The international registry data indicate the long latency period from initial diagnosis of sarcoidosis to development of PH (up to 17 years), suggesting the possibility of delayed diagnosis of SAPH [11, 25]. In the presented case, the delay from the diagnosis to the recognition of PH was 12 years, and the first echocardiography, performed in the highly symptomatic period of disease, indicated severe pulmonary hypertension, which was subsequently confirmed by an RHC. The delay in the diagnosis of pulmonary hypertension and the lack of prior immunosuppressive therapy may have affected the efficacy of our treatment. Thus, it would be advisable to raise doctors’ awareness of the need to consider pulmonary hypertension as a cause of persistent dyspnoea in sarcoidosis patients. Further clinical trials are also needed to determine the importance of different forms of therapy for this complication.

It is therefore one of the most difficult challenges in the management of SAPH patients to establish an early, appropriate diagnosis. There are currently no adequately validated screening methods, and data regarding the consequences of SAPH screening remain unknown.
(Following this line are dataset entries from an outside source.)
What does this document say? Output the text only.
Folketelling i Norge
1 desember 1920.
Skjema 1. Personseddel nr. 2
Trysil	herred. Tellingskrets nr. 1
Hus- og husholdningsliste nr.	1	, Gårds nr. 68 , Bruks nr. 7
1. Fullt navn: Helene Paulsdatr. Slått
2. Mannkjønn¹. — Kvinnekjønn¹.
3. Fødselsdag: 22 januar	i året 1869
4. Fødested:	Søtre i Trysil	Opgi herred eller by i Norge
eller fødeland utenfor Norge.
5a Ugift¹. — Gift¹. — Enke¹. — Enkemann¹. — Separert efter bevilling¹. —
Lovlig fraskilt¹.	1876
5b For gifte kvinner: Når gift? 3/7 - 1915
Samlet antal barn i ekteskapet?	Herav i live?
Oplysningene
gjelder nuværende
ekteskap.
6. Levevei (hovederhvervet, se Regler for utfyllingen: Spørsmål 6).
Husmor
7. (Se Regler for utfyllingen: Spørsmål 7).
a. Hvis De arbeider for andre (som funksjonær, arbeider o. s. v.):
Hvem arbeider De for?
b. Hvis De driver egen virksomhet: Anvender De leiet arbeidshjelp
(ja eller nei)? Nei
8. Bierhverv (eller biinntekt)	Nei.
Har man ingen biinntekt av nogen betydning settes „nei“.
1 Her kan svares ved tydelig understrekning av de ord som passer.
In the recently published WASOG statement the task force suggests transthoracic echocardiography to determine the probability of pulmonary hypertension in sarcoidosis patients when one or more of the following features are present: persistent dyspnoea despite aggressive anti-inflammatory treatment, clinical signs of right ventricular failure, a reduced distance of less than 300 m or greater than 5% desaturation at six-minute walk test (6MWT), greater than 20% decrease in 6MWD without modification in pulmonary function tests, high level of brain natriuretic peptides, pulmonary fibrosis of more than 20% of the lung parenchyma, features of PH on CT scan, right ventricular dysfunction or suspicion of PH on magnetic resonance imaging, worsening of NYHA functional class or a greater than 15% decrease of the TLCO when there was no significant change in lung volumes [19]. Echocardiography should be used to determine who should undergo RHC, which remains the gold standard for diagnosing PH.
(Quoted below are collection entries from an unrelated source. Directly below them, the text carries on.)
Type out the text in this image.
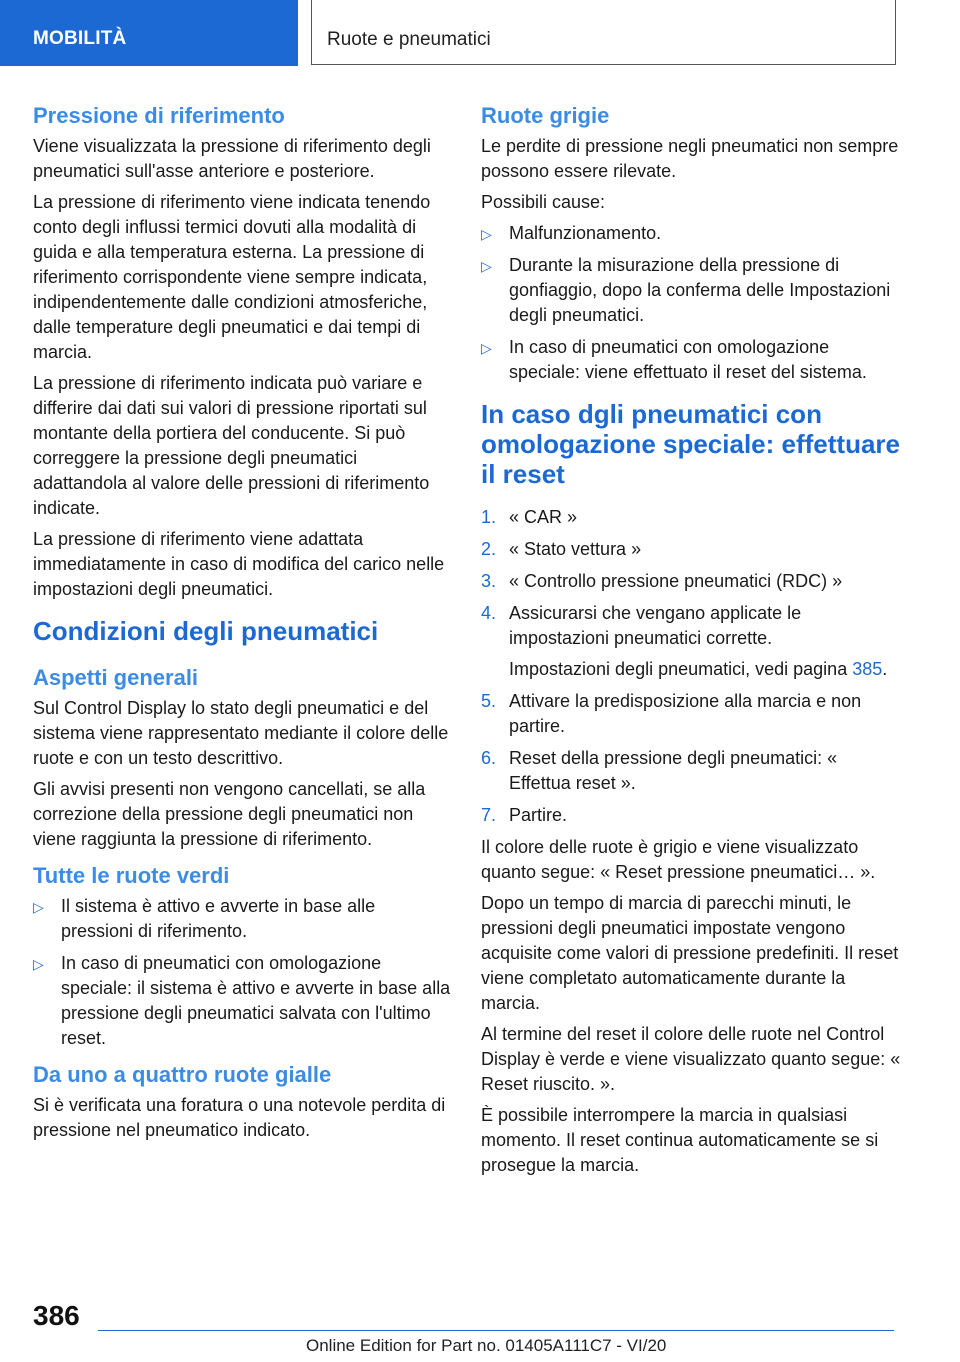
MOBILITÀ	Ruote e pneumatici
Pressione di riferimento

Viene visualizzata la pressione di riferimento degli pneumatici sull'asse anteriore e posteriore.

La pressione di riferimento viene indicata tenendo conto degli influssi termici dovuti alla modalità di guida e alla temperatura esterna. La pressione di riferimento corrispondente viene sempre indicata, indipendentemente dalle condizioni atmosferiche, dalle temperature degli pneumatici e dai tempi di marcia.

La pressione di riferimento indicata può variare e differire dai dati sui valori di pressione riportati sul montante della portiera del conducente. Si può correggere la pressione degli pneumatici adattandola al valore delle pressioni di riferimento indicate.

La pressione di riferimento viene adattata immediatamente in caso di modifica del carico nelle impostazioni degli pneumatici.

Condizioni degli pneumatici
Aspetti generali

Sul Control Display lo stato degli pneumatici e del sistema viene rappresentato mediante il colore delle ruote e con un testo descrittivo.

Gli avvisi presenti non vengono cancellati, se alla correzione della pressione degli pneumatici non viene raggiunta la pressione di riferimento.

Tutte le ruote verdi
▷ Il sistema è attivo e avverte in base alle pressioni di riferimento.
▷ In caso di pneumatici con omologazione speciale: il sistema è attivo e avverte in base alla pressione degli pneumatici salvata con l'ultimo reset.
Da uno a quattro ruote gialle

Si è verificata una foratura o una notevole perdita di pressione nel pneumatico indicato.

Ruote grigie

Le perdite di pressione negli pneumatici non sempre possono essere rilevate.

Possibili cause:

▷ Malfunzionamento.
▷ Durante la misurazione della pressione di gonfiaggio, dopo la conferma delle Impostazioni degli pneumatici.
▷ In caso di pneumatici con omologazione speciale: viene effettuato il reset del sistema.
In caso dgli pneumatici con omologazione speciale: effettuare il reset
1. « CAR »
2. « Stato vettura »
3. « Controllo pressione pneumatici (RDC) »
4. Assicurarsi che vengano applicate le impostazioni pneumatici corrette.
Impostazioni degli pneumatici, vedi pagina 385.
5. Attivare la predisposizione alla marcia e non partire.
6. Reset della pressione degli pneumatici: « Effettua reset ».
7. Partire.

Il colore delle ruote è grigio e viene visualizzato quanto segue: « Reset pressione pneumatici… ».

Dopo un tempo di marcia di parecchi minuti, le pressioni degli pneumatici impostate vengono acquisite come valori di pressione predefiniti. Il reset viene completato automaticamente durante la marcia.

Al termine del reset il colore delle ruote nel Control Display è verde e viene visualizzato quanto segue: « Reset riuscito. ».

È possibile interrompere la marcia in qualsiasi momento. Il reset continua automaticamente se si prosegue la marcia.

386
Online Edition for Part no. 01405A111C7 - VI/20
The committee members suggest performing RHC if there is a high probability of PH or intermediate probability of PH on echocardiography in patients with FVC less than 50% of the predicted value. In other cases, the decision to perform this invasive procedure should be made after multidisciplinary discussion on a case-by-case basis [19].

Conclusions

SAPH is a rare condition, but significantly affects morbidity and mortality. The mechanisms leading to the development of pulmonary hypertension in patients with sarcoidosis are multifactorial and complex, hence, according to the WHO classification, it belongs to group 5. Although the most common cause of pulmonary hypertension in sarcoidosis patients is advanced lung disease with vascular bed damage and alveolar hypoxia, a substantial proportion of patients (up to 30%) do not have significant fibrosis on chest imaging. In such cases, the development of pulmonary hypertension may be due to lesions directly affecting the pulmonary vasculature, such as granulomatous angiitis, microangiopathy, chronic thromboembolism or external compression of vessels by enlarged lymph nodes and pulmonary fibrosis. Identifying the underlying phenotype of SAPH is important to determine the appropriate therapeutic approach, such as immunosuppressive therapy and/or PAH-targeted treatment. Balloon pulmonary angioplasty with or without stenting might be an option in case of pulmonary artery stenosis.